Vorrei trasmettere il mio amore per la Letteratura, un’esperienza profonda, che può cambiarci anche radicalmente… E in particolare, vorrei testimoniare che la libertà intellettuale esiste ancora, nonostante tutto: l’attacco censorio di bigotti e perbenisti è stato tremendo, in sostanza mi hanno dato del pornografo…
Il numero dei benpensanti è sempre lo stesso: rivendicare torti ideologici e inneggiare ai buoni sentimenti. Purtroppo la banalizzazione semplificatoria e dimostrativa che mettono in atto, con l’ondata di conformismo che ne deriva, porta nel peggiore dei casi a sistemi orwelliani, e nel migliore ad un clima da caccia alle streghe… La loro mediocrità è senza rimedio. Non faranno mai loro la frase di Philip Roth che so a memoria: “Leggere è un piacere profondo e singolare, che non richiede più giustificazioni morali o politiche di quante ne richieda scopare.”
C’è qualcosa che avresti voluto aggiungere al libro, quando lo hai letto dopo la pubblicazione?
No.
Se Francesco Testi dovesse utilizzare tre aggettivi per definire “Tentò ancora una volta”, quali userebbe?
Divertente, pulp, visionario.
Cosa hai pensato quando hai messo il punto a questa storia?
Che avevo scritto un libro apocalittico. Nel senso che l’ultima scena del libro è anche l’ultima scena del mondo…
Perché credi si debba leggere il tuo romanzo?
Non lo credo affatto.
Francesco Testi ha nuovi progetti? Stai scrivendo un nuovo libro? Puoi anticiparci qualcosa?
Sto lavorando al mio prossimo romanzo. Ma non posso anticipare nulla.
Qual è il romanzo che hai letto e ti ha più colpito emotivamente in quest’ultimo anno?
“Le particelle elementari” di Michel Houellebecq. Davvero attualissimo… Un capolavoro!
Quale libro non consiglieresti mai a nessuno?
Non saprei… Anche il libro più brutto può comunque essere un antidoto alla solitudine, come direbbe David Foster Wallace.
Adesso è arrivato il momento per porti da solo una domanda che nessuno ti ha mai fatto, ma a cui avresti sempre voluto rispondere…

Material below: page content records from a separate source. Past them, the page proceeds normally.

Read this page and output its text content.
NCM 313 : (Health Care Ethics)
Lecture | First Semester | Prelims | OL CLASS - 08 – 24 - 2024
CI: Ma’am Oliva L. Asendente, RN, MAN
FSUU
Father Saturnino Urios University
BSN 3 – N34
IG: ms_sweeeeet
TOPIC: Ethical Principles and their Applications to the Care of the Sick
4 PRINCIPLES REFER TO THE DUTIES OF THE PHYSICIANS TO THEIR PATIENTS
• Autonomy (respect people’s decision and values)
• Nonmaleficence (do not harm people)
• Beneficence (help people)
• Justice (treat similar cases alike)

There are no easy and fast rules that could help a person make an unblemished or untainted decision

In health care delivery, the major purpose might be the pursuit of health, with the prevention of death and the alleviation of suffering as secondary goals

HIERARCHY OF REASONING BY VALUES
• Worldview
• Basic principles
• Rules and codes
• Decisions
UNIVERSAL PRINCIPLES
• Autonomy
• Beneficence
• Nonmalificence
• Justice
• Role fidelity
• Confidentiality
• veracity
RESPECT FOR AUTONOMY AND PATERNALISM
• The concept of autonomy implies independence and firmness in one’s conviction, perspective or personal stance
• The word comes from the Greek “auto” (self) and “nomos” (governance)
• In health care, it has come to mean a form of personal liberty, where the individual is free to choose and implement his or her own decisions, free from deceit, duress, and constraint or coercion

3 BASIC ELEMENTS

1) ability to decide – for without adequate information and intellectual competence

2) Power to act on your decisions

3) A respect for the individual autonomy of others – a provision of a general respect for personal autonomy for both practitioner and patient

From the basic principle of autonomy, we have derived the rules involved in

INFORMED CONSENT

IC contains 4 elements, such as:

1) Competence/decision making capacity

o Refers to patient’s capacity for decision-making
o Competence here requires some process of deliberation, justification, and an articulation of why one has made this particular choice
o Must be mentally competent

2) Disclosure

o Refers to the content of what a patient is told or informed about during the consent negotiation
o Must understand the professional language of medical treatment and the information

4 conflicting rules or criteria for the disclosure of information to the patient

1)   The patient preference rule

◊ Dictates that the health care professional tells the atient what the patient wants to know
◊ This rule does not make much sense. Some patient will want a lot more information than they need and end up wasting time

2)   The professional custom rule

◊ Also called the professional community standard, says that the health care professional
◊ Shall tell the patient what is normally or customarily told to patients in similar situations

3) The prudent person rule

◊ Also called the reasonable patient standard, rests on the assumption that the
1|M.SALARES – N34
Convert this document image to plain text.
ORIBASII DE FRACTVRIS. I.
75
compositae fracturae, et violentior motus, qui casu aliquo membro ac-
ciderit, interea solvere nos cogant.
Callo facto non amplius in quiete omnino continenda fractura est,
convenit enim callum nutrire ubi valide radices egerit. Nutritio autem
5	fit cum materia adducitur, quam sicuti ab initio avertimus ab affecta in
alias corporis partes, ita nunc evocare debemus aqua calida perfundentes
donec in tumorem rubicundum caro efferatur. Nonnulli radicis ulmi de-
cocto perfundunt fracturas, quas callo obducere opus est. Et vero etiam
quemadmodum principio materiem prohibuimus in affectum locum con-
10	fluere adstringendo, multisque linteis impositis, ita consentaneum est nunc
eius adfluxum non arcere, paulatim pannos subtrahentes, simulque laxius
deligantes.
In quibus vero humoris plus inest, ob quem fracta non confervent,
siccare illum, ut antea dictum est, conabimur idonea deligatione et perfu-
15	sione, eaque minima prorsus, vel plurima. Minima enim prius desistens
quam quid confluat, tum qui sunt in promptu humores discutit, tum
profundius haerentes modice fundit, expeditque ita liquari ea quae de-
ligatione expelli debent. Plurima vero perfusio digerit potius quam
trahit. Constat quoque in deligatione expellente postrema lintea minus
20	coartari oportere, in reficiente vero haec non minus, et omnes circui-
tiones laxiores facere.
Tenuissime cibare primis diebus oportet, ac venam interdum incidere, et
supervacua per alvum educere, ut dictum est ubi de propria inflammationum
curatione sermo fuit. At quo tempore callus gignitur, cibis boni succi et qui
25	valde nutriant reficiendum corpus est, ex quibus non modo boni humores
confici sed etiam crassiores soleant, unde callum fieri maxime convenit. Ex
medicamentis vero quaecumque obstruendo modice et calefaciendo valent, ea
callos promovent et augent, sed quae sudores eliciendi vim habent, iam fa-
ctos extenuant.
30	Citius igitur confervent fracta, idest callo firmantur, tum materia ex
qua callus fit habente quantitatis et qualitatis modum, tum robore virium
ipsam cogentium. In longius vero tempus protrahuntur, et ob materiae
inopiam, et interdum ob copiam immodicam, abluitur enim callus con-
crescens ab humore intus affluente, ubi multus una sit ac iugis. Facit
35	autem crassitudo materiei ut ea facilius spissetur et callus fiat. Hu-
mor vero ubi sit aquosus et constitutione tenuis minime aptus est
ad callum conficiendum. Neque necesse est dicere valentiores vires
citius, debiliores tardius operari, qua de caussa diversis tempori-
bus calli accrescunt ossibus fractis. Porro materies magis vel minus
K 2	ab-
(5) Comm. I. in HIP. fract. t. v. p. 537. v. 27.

La domanda è: “Hai anche tu la paura di vivere di Mariano, il protagonista del tuo libro?”
La risposta è sì. Non può essere altrimenti in una società algofobica e priva ormai di strumenti cognitivi adatti ad accettare la sua stessa mortalità. L’alternativa è la criogenesi o la definitiva automazione dell’umanità… Ma sto divagando. La mia paura di vivere è solo paura d’amare, in fondo… E dalla scrittura del romanzo qualcosa è cambiato; ora la penso come Nietzsche: “C’è solo un rimedio all’amore: riamare”.